I've always wondered what my life would be like if I was born in a different era, if I perhaps, belong in a different era. It's one of the inevitable things you think about - along with the effects of your death to those around you and what it would feel like if you stuck your head in a fan (or maybe its just me). If I had to choose a decade to call my own, it'd be the sixties, no competition. Well the 60s or the 80s, they'd each have to choose a representative and duke it out in a hoedown in some abandoned shed for my loyalty. But the 60s would probably pull out a love gun set on "stun" and blow the 80s right out of the shed with peace lasers.
1. The rise of feminism.
2. The whole free love thing.
3. THE MUSIC, THE MUSIC, THE MUSIC. THE BEATLES, IS IT NECESSARY FOR ME TO SAY MORE? But I will say more, for your benefit, oh uneducated urchins. The Supremes, Bob Dylan, Bob Marley, The Who, The Rolling Stones, The Mamas and the Papas, The Beach Boys, The Velvet Underground, The Seekers. The people who lived in this era were blessed with good music on the radio, unlike the trash on ours with constant references to dicks and chicks and chicks with dicks.
4. I just conclude that the 60s seemed like a beautiful time to be alive in.
I watched
The Boat That Rocked recently, which just reinforced my intense love for this decade. This movie was impossible to not be good from the outset. BILL NIGHY? RHYS DARBY? PHILLIP SEYMOUR HOFFMAN? Please. The only possible way that that cast could be improved if we banded together the Beatles, Zooey Deschanel and Obama and gave them cameos. The music was beautiful, the funny bits were funny, the whole message behind it was exquisite, the music was beautiful, the characters were endearing. Run, don't walk to your nearest Blockbusters and hit that shit up on your DVD player. Now.
One movie that didn't strike up a passionate love affair with me was
Blindness. I had the highest expectations for this movie. I had EVERY HOPE THAT I COULD MUSTER IN MY 45KG ASIAN BODY directed towards this movie. And it disappointed me like nothing else, like a son disappointing his father by missing the ball completely in a softball game and knocking the referee out.
The book that I fell in love with, by the same name, is written by Jose Saramago, who is a genius.
Blindness is about an epidemic of "white blindness", where the black void that a blind person usually experiences is instead replaced with one of neverending whiteness - constantly referred to in the book as a milky sea. It starts off with a doctor's wife following her husband into quarantine, even though she isn't blind, somehow immune. Rules are soon abandoned and anarchy ensues in the quarantine, with thugs and rape commonplace. When one day, they venture out to ask the guards something, and find nobody there, they wander out into the ravaged world to find that the whole world is blind, with only one person to see it.

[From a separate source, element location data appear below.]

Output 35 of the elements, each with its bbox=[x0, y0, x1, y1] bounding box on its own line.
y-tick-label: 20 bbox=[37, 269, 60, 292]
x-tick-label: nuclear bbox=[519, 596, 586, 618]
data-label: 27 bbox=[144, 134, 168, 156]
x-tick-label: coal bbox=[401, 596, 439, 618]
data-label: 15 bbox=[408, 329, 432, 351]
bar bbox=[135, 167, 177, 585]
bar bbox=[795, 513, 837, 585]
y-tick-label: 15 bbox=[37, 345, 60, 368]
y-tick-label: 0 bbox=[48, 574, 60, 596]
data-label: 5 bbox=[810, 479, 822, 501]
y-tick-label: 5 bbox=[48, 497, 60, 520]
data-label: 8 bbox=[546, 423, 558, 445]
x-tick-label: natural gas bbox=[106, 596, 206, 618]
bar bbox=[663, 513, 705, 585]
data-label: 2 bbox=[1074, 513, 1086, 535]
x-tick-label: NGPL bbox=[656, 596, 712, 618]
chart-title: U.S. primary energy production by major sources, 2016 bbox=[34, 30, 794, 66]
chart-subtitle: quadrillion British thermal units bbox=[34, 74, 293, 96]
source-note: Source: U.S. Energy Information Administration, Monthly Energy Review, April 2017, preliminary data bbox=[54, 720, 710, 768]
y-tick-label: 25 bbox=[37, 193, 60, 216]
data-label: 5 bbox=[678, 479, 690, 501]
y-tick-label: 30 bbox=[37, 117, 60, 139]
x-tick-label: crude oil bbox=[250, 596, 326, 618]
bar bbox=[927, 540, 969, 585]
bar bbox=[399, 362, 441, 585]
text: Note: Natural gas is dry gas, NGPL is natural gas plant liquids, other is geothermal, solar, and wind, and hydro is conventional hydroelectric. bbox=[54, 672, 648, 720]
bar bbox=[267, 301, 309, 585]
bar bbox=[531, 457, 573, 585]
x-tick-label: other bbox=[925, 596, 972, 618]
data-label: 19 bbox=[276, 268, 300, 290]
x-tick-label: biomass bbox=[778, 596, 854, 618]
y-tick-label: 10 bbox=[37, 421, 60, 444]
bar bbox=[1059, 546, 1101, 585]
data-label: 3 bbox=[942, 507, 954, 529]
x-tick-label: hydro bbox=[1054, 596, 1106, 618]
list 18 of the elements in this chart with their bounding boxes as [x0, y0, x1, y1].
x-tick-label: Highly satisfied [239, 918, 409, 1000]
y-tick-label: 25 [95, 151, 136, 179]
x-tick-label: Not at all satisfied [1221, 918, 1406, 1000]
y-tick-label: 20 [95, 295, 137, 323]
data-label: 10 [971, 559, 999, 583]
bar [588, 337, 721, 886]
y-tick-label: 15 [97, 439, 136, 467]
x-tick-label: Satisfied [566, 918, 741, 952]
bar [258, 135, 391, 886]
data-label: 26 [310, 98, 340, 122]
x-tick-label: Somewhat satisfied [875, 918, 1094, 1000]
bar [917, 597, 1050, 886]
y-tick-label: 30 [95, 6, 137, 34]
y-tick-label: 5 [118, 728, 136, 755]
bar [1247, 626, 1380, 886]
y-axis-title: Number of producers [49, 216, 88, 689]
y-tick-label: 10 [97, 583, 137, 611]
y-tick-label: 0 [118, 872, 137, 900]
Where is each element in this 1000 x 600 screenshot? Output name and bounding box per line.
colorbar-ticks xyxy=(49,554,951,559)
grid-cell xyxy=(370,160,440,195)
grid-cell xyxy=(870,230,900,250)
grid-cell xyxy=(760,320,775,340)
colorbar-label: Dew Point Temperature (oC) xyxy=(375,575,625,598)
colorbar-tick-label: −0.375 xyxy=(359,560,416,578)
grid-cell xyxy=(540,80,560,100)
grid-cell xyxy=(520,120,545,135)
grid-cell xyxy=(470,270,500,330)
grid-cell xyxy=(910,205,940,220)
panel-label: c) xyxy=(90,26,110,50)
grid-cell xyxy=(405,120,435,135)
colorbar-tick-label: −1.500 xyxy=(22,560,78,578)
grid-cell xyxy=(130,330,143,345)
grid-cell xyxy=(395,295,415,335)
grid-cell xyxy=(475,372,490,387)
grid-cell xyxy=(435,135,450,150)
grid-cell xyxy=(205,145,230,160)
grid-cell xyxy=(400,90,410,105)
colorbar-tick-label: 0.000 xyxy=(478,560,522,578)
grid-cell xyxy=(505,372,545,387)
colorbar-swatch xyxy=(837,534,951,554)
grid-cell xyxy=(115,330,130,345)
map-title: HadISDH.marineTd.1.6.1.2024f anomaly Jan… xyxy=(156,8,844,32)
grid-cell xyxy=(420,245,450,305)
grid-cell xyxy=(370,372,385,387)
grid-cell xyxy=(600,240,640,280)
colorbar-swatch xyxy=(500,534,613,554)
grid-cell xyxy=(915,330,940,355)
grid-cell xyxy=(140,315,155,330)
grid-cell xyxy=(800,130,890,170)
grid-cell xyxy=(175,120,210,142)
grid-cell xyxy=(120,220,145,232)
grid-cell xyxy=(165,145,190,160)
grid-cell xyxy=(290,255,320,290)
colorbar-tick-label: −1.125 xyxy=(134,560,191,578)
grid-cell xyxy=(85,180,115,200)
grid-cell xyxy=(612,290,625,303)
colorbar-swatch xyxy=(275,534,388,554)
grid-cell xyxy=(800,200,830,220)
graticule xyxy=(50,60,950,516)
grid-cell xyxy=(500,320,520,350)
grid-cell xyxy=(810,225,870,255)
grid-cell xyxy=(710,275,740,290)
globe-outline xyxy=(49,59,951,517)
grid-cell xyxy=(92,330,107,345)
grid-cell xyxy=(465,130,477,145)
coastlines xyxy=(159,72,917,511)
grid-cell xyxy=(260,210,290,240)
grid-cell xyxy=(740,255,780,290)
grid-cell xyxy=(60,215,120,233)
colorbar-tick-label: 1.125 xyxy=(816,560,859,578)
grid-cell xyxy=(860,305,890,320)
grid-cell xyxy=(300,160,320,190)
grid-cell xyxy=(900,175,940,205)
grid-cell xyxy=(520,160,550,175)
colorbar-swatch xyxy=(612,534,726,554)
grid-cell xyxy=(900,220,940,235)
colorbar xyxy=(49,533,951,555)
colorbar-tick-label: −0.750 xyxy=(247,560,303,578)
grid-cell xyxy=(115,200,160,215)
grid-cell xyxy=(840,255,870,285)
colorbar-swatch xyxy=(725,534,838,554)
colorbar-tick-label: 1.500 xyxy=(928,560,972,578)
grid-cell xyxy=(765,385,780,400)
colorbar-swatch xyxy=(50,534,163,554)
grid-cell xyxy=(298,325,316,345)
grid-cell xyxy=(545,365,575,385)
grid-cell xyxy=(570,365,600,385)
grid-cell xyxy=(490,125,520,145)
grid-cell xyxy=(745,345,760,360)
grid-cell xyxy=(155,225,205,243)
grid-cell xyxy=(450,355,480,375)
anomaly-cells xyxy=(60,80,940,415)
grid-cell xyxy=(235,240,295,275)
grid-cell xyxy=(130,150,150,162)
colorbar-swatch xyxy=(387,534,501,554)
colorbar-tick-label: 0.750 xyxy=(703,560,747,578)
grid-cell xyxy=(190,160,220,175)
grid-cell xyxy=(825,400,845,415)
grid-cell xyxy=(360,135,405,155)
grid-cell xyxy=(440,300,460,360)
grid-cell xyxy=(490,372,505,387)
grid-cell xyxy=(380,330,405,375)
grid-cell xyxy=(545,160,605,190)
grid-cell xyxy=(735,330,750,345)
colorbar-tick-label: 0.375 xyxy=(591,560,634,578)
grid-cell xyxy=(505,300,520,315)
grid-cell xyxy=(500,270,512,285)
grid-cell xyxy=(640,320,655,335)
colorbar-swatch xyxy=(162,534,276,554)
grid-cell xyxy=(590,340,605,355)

I think losing my sight is one of my worst fears. It is far more terrifying than any other loss of the senses, especially so for me as photography is basically the only thing I'm passionate about, and what good is a photographer without their sight? Anyway, the movie was terrible and didn't live up to the standard the book set.
OH PS, FOR THE TWO COMMENTORS WHO ASKED FOR SHOPPING RECOMMENDATIONS IN SYDNEY:
Generally
I'm not really cluey about the whole retail shopping thing - but I guess QVB in the city, Parramatta Westfields, all the major shopping centres. Miranda Westfields is huge, if you're into that type of thing, and I guess if you're into a tourist kind of experience - hit up all the markets - Paddy's markets, Bondi markets, Glebe markets etc.
Salvos/second hand shops/charity stores
Through experience, I've found that Salvos has ruder shop assistants (probably a rash generalisation), and way, way steeper prices. The Smith Family Shop is good, and so is Vinnies. Haven't been to a Savers or Lifeline (i think?) yet, but will blog about them when I do. Fairfield has a large concentration of charity stores/second hand shops, and Bankstown as well. The more expensive "vintage" clothing can be found in Paddington and Newtown in the boutiques that source the clothinng for you. Marrickville and Burwood seem to be good hunting grounds. The non-charity second hand clothing stores seem to have a higher concentration of quality clothes but they're far and few between.